Going Off-Grid to Tackle Big Problems in Energy and Real Estate

Source: Elisa Wood | · ENERGY CHANGEMAKERS · | November 22, 2024

The term “off-grid” conjures a cabin in the woods, not sophisticated urban buildings. But that’s beginning to change, and the latest example is an apartment building in Ann Arbor, Michigan.

What’s most interesting is why the developers of this 225-unit structure chose to forego an electric grid connection.
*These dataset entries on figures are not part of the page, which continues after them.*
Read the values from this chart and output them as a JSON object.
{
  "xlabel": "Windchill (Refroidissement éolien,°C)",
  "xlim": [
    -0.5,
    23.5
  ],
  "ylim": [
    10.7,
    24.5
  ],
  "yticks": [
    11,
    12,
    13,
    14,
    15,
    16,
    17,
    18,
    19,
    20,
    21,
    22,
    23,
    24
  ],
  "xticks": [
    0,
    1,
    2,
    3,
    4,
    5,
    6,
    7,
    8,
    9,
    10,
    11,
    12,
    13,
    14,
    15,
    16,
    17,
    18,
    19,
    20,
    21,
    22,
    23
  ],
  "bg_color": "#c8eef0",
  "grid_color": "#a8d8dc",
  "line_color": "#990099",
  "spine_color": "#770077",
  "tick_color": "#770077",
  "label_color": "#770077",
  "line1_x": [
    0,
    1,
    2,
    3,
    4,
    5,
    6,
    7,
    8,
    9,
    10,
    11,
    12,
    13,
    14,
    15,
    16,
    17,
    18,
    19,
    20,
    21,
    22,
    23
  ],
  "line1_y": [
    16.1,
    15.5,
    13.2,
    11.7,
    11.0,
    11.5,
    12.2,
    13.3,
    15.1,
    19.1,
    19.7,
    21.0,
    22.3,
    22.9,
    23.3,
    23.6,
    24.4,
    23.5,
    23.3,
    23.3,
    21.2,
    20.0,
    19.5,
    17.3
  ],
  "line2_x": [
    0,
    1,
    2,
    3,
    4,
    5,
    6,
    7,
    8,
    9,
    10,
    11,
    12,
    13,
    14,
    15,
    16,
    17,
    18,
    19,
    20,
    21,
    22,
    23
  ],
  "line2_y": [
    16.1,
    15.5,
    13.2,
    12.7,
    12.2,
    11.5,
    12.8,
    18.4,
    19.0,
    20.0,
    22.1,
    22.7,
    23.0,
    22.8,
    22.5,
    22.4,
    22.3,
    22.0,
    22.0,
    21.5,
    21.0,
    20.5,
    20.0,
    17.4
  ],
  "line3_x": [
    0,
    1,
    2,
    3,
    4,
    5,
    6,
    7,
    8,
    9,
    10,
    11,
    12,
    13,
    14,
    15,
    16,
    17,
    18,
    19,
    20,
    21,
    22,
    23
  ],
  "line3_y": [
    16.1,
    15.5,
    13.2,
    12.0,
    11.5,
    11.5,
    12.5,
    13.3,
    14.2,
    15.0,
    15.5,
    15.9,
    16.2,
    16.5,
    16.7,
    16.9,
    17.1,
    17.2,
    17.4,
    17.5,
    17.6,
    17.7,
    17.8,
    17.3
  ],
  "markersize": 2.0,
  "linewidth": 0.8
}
It turns out that onsite energy will be cheaper, cleaner and more reliable than what the local utility would provide, explains Steve Pullins, CEO of ResSET, in Energy Changemakers’ new podcast: Off Grid and Urban: An Apartment Building that Signals the Future.

Pullins, previously chief technology officer at AlphaStruxure, and a longtime innovator in the distributed energy space, is working with Michigan real estate developer 4M on what’s known as SouthTown, a multi-family complex near the University of Michigan.

Expected to break ground in March, the eight-story structure is more than a construction project — big concepts lie behind it.

4M describes the project as a “merging of real estate and energy development into a single practice,” which allows the team to tackle housing affordability in a new way. 

On the real estate front, the project reduces costs by using off-site assembly for as much of the mass timber structure as possible. 

On the energy front, it incorporates onsite geothermal, batteries, solar, fuel cells, carbon capture and renewable natural gas to reduce carbon emissions and spare tenants from what it forecasts will be annual utility rate increases of about 4.5%.